All throughout this Blog, I’ve went on and on about how I’m a better tournament player than a cash game player. I know that my cash game skills are not worth crap and that if I want to make poker work for me, I need to learn to play in the cash game or quit playing the cash game all together. But it seems I really can’t avoid it so there’s no choice but to learn.
So now I will play, pay my tuition, and learn everything I need to know about the cash game.
Total buy-in: Php 12,000
Hours of play: Approximately 4 hours
Sobriety level: 2 beers drank before playing
Chip count: Approximately Php 11,000
Position: Straddle (Php 100)
Hole Cards: QQ
Here’s what happened. I straddled the big blind and posted Php 100. UTG folds, next player folds, button calls Php 100, small blind folds, big blind calls Php 100, action comes to me with no raise. I have
Pre-flop: 3 players, Php 1225 total pot
Flop comes T, 9, 4. T and 9 are suited (diamonds or hearts)
Big blind checks, I bet Php 600, button calls, big blind calls.
Flop: 3 players, Php 3025 total pot
Turn comes Q. Q is same suit as 4 (I think)
Big blind checks, I bet Php 500, button folds, big blind raises to Php 1,500 total, I think I raised to Php 2,500 total then he went all in, I called. His stack got me covered.
River comes J.
I have a top set of
My pre-flop raise was all right. It was enough to keep players in but still get more money in the pot.
The bet after the flop was too small (half the pot), with 3 players and a possible straight and possible flush against an over-pair. The button only needed 25% pot odds to call and big blind only needed 20% pot odds after button called. If one of them was in fact on a flush draw or open-ended straight draw, they would have had 35% and 31% pot odds respectively.

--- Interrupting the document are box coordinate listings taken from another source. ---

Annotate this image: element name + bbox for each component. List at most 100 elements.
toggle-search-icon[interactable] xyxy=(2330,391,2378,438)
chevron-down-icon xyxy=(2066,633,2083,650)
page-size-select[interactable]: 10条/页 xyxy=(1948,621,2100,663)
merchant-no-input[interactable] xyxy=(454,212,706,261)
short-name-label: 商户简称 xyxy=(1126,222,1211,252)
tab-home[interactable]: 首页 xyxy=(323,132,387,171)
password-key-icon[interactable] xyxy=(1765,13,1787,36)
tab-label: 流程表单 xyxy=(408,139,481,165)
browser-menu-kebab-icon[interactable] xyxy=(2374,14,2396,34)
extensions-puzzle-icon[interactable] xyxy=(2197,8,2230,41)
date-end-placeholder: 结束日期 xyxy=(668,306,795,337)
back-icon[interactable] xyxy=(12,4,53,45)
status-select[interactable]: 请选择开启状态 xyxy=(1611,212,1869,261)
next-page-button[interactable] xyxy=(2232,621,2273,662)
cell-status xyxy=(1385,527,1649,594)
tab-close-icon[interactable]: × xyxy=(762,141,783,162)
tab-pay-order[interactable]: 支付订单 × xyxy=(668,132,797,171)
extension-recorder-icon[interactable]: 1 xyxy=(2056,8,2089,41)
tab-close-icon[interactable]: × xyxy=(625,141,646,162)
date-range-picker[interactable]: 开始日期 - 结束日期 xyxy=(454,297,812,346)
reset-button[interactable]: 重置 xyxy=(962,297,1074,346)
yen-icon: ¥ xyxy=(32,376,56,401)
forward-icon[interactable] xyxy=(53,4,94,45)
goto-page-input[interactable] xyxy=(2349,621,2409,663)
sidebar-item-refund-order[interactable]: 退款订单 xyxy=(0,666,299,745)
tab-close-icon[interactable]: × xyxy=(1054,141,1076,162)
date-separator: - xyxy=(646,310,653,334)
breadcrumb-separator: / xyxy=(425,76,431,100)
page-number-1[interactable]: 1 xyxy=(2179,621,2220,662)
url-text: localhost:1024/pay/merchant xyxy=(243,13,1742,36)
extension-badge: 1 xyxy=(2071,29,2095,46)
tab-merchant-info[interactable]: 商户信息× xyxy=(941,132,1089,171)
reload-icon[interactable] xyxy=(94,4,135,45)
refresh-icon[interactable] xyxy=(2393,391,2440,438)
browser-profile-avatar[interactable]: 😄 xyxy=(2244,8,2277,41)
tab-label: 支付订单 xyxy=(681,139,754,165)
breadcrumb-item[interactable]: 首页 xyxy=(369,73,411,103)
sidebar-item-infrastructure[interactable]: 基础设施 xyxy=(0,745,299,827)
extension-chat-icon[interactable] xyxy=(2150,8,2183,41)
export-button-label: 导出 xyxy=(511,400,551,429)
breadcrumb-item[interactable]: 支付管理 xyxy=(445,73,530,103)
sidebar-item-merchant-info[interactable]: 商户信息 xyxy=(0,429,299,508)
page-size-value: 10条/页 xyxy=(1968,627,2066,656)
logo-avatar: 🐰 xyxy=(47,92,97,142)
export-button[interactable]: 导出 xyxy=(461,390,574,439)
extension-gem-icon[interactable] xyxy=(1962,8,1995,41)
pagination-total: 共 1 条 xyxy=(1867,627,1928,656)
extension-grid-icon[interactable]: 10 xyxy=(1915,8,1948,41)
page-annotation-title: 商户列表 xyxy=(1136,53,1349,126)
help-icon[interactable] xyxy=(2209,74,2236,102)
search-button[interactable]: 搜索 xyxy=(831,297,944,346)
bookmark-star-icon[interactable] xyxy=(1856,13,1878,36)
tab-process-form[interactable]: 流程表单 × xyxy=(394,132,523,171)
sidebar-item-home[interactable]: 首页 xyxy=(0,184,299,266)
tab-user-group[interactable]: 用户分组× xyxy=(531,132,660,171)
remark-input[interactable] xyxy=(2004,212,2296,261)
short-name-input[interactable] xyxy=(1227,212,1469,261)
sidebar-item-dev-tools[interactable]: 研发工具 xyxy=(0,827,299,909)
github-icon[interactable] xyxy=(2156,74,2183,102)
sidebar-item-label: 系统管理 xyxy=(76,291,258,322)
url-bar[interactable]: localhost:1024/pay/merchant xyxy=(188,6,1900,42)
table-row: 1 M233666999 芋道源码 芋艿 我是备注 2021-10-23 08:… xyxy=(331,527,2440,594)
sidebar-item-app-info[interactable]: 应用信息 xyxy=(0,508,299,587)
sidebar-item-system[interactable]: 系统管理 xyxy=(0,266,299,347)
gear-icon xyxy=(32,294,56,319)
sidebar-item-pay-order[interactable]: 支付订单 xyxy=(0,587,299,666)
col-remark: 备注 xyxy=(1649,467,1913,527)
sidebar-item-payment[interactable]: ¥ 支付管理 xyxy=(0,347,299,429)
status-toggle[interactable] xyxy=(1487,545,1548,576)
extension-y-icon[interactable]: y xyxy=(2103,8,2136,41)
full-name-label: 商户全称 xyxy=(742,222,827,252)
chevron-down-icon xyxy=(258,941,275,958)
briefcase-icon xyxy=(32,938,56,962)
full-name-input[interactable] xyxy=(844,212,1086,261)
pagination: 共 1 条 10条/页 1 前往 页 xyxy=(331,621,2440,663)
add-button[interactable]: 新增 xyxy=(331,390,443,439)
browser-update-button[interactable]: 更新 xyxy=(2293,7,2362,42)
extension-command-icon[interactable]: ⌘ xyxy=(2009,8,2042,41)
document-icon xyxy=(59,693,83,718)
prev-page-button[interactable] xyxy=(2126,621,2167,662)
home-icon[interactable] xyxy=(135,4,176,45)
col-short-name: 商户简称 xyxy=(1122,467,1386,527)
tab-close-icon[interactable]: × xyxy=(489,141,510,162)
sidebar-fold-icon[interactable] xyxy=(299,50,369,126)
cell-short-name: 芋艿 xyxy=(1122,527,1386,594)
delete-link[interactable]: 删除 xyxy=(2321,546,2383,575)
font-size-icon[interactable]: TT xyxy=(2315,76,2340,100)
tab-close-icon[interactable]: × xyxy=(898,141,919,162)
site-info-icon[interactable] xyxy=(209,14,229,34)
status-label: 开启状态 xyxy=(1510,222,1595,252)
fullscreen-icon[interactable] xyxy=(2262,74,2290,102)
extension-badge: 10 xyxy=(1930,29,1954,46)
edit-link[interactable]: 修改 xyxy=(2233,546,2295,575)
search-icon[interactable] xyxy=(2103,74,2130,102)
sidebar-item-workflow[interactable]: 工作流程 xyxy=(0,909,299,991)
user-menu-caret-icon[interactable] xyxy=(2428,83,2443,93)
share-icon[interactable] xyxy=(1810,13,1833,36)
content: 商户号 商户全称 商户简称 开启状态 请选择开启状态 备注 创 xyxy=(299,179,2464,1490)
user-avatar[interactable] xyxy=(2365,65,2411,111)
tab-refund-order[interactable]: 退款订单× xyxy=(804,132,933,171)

For me to be able to protect my over-pair and to make sure they pay for their draw, I should have bet at least Php 1,500 with the pot at Php 1225. A flush draw would’ve reasonably called Php 1,400. With 2 other players, there was a chance one or both would be drawing. If I bet at least Php 1,500, the button ideally would not call unless he had an open-ended straight draw with a flush draw or any draw with more than 36% odds. The big blind needed to have the same odds if the button folded. If the button called Php 1,500, the big blind only needed 26% odds to validate a call.
Lesson 1: Always make opponents pay for their draws; never give a cheap or free card.

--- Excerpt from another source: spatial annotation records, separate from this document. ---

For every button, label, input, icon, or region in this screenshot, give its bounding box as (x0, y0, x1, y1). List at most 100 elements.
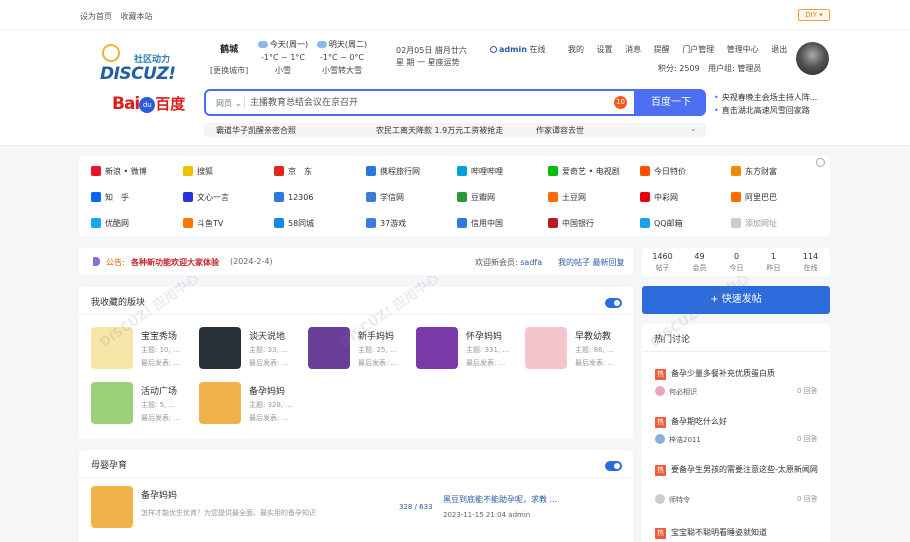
board-topics: 主题: 33, ... (249, 346, 288, 354)
collapse-toggle[interactable] (605, 461, 622, 471)
notice-message[interactable]: 各种新功能欢迎大家体验 (131, 257, 219, 268)
baidu-logo[interactable]: Bai du 百度 (112, 93, 198, 115)
avatar[interactable] (796, 42, 829, 75)
menu-admin-center[interactable]: 管理中心 (727, 45, 759, 54)
board-topics: 主题: 5, ... (141, 401, 176, 409)
site-link[interactable]: 土豆网 (548, 192, 586, 204)
site-link[interactable]: 信用中国 (457, 218, 503, 230)
suggestion-item[interactable]: 农民工离天降款 1.9万元工资被抢走 (376, 125, 503, 136)
board-name[interactable]: 新手妈妈 (358, 329, 394, 342)
change-city-link[interactable]: [更换城市] (210, 65, 248, 76)
user-points[interactable]: 积分: 2509 (658, 64, 700, 73)
my-posts-link[interactable]: 我的帖子 最新回复 (558, 257, 625, 268)
board-name[interactable]: 早教幼教 (575, 329, 611, 342)
site-link[interactable]: 添加网址 (731, 218, 777, 230)
site-link[interactable]: 携程旅行网 (366, 166, 420, 178)
category-board[interactable]: 备孕妈妈 怎样才能优生优育？为您提供最全面、最实用的备孕知识 (91, 486, 391, 530)
search-scope-select[interactable]: 网页 (216, 98, 242, 109)
site-link[interactable]: 哔哩哔哩 (457, 166, 503, 178)
quick-post-button[interactable]: + 快速发帖 (642, 286, 830, 314)
site-link[interactable]: 今日特价 (640, 166, 686, 178)
board-card[interactable]: 宝宝秀场 主题: 10, ... 最后发表: ... (91, 327, 199, 371)
board-card[interactable]: 新手妈妈 主题: 25, ... 最后发表: ... (308, 327, 416, 371)
hot-item[interactable]: 热宝宝聪不聪明看睡姿就知道 (655, 527, 820, 539)
menu-portal-admin[interactable]: 门户管理 (682, 45, 714, 54)
hot-item-author[interactable]: 何必相识 (655, 386, 697, 397)
hot-item-title[interactable]: 备孕少量多餐补充优质蛋白质 (671, 369, 775, 378)
site-link[interactable]: 知 乎 (91, 192, 129, 204)
hot-item-author[interactable]: 师特令 (655, 494, 690, 505)
board-card[interactable]: 怀孕妈妈 主题: 331, ... 最后发表: ... (416, 327, 524, 371)
hot-item-author[interactable]: 梓浩2011 (655, 434, 701, 445)
city-name: 鹤城 (220, 45, 239, 55)
chevron-down-icon[interactable]: ⌄ (690, 124, 697, 133)
site-link[interactable]: 文心一言 (183, 192, 229, 204)
bookmark-link[interactable]: 收藏本站 (121, 12, 153, 21)
site-link[interactable]: 爱奇艺 • 电视剧 (548, 166, 620, 178)
board-card[interactable]: 谈天说地 主题: 33, ... 最后发表: ... (199, 327, 307, 371)
site-link[interactable]: 搜狐 (183, 166, 213, 178)
site-link[interactable]: 12306 (274, 192, 313, 204)
site-link[interactable]: 斗鱼TV (183, 218, 223, 230)
hot-item[interactable]: 热备孕期吃什么好 梓浩2011 0 回答 (655, 416, 820, 444)
username-link[interactable]: admin (499, 45, 527, 54)
site-link[interactable]: 中彩网 (640, 192, 678, 204)
menu-my[interactable]: 我的 (568, 45, 584, 54)
hot-search-item[interactable]: 央视春晚主会场主持人阵... (714, 91, 818, 104)
baidu-paw-icon: du (139, 97, 156, 113)
collapse-toggle[interactable] (605, 298, 622, 308)
site-link[interactable]: 豆瓣网 (457, 192, 495, 204)
suggestion-item[interactable]: 霸道华子凯醒亲密合照 (216, 125, 296, 136)
site-link[interactable]: 阿里巴巴 (731, 192, 777, 204)
site-link[interactable]: 中国银行 (548, 218, 594, 230)
board-card[interactable]: 活动广场 主题: 5, ... 最后发表: ... (91, 382, 199, 426)
suggestion-item[interactable]: 作家谭容去世 (536, 125, 584, 136)
hot-item-title[interactable]: 备孕期吃什么好 (671, 417, 727, 426)
hot-item-title-row: 热备孕期吃什么好 (655, 416, 820, 428)
weather-day: 明天(周二) (328, 40, 368, 49)
site-link[interactable]: 学信网 (366, 192, 404, 204)
author-avatar (655, 494, 665, 504)
site-link[interactable]: 京 东 (274, 166, 312, 178)
board-name[interactable]: 怀孕妈妈 (466, 329, 502, 342)
stat-label: 今日 (729, 264, 744, 272)
site-icon (274, 218, 284, 228)
board-name[interactable]: 备孕妈妈 (249, 384, 285, 397)
set-home-link[interactable]: 设为首页 (80, 12, 112, 21)
category-panel: 母婴孕育 备孕妈妈 怎样才能优生优育？为您提供最全面、最实用的备孕知识 328 … (79, 450, 633, 542)
user-group[interactable]: 用户组: 管理员 (708, 64, 761, 73)
board-name[interactable]: 谈天说地 (249, 329, 285, 342)
site-link[interactable]: 58同城 (274, 218, 314, 230)
menu-settings[interactable]: 设置 (597, 45, 613, 54)
weather-day: 今天(周一) (269, 40, 309, 49)
site-link[interactable]: 37游戏 (366, 218, 406, 230)
last-post-title[interactable]: 黑豆到底能不能助孕呢，求教 ... (443, 494, 557, 505)
site-link[interactable]: QQ邮箱 (640, 218, 683, 230)
board-card[interactable]: 备孕妈妈 主题: 328, ... 最后发表: ... (199, 382, 307, 426)
site-link[interactable]: 新浪 • 微博 (91, 166, 147, 178)
hot-item[interactable]: 热备孕少量多餐补充优质蛋白质 何必相识 0 回答 (655, 368, 820, 396)
menu-messages[interactable]: 消息 (625, 45, 641, 54)
search-input[interactable] (250, 95, 610, 110)
site-link[interactable]: 优酷网 (91, 218, 129, 230)
hot-item[interactable]: 热要备孕生男孩的需要注意这些-太原新闻网 师特令 0 回答 (655, 464, 820, 504)
menu-logout[interactable]: 退出 (771, 45, 787, 54)
weekday-line[interactable]: 星 期 一 星座运势 (396, 57, 467, 69)
hot-search-item[interactable]: 直击湖北高速风雪回家路 (714, 104, 817, 117)
menu-alerts[interactable]: 提醒 (654, 45, 670, 54)
hot-item-title[interactable]: 宝宝聪不聪明看睡姿就知道 (671, 528, 767, 537)
diy-button[interactable]: DIY ▾ (798, 9, 830, 21)
baidu-search-button[interactable]: 百度一下 (636, 89, 706, 116)
site-link[interactable]: 东方财富 (731, 166, 777, 178)
hot-tag: 热 (655, 417, 666, 428)
board-card[interactable]: 早教幼教 主题: 86, ... 最后发表: ... (525, 327, 633, 371)
top-bar: 设为首页 收藏本站 DIY ▾ (0, 0, 910, 30)
hot-item-title[interactable]: 要备孕生男孩的需要注意这些-太原新闻网 (671, 465, 818, 474)
board-name[interactable]: 宝宝秀场 (141, 329, 177, 342)
site-label: 58同城 (288, 219, 315, 228)
board-name[interactable]: 备孕妈妈 (141, 488, 177, 501)
gear-icon[interactable] (816, 158, 825, 167)
site-logo[interactable]: 社区动力 DISCUZ! (98, 40, 182, 84)
board-name[interactable]: 活动广场 (141, 384, 177, 397)
new-member-link[interactable]: sadfa (520, 258, 542, 267)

The card on the turn made my over-pair into a top set but would’ve also completed a straight. What happened was that I’ve failed to see that although it made my pair better, it made my chances of winning worse. If there had been an opponent drawing to a straight (which there could’ve been because the flop bet was cheap), I became an underdog and would’ve needed a pair on the board to win.
Lesson 2: Do not get blinded by a set when there’s a made flush or made straight on the board.
The big blind checked and I bet Php 500 with Php 3025 in the pot. The bet was small but it actually didn’t matter as the opponent had a made hand. He would’ve called if I bet Php 50 or Php 3,000. Although his hand was not the nuts (KJ), it was the second best. When he raised my Php 500 bet to Php 1,500, I should’ve just called. I had 22% odds to beat a made straight and his Php 1,000 raise required me to have 17% odds to validate a call.
Lesson 3: Beware of raises – think before acting.
If I had just called, the pot would’ve been Php 6025 on the river. And although I had invested Php 2,600 in the pot, I would’ve been able to fold when there was only one card to a straight when the Jack fell. I would’ve still had a reasonable chip count of Php 8,400.
That ends this day’s lessons. These lessons cost Php 11,000 and should always be remembered.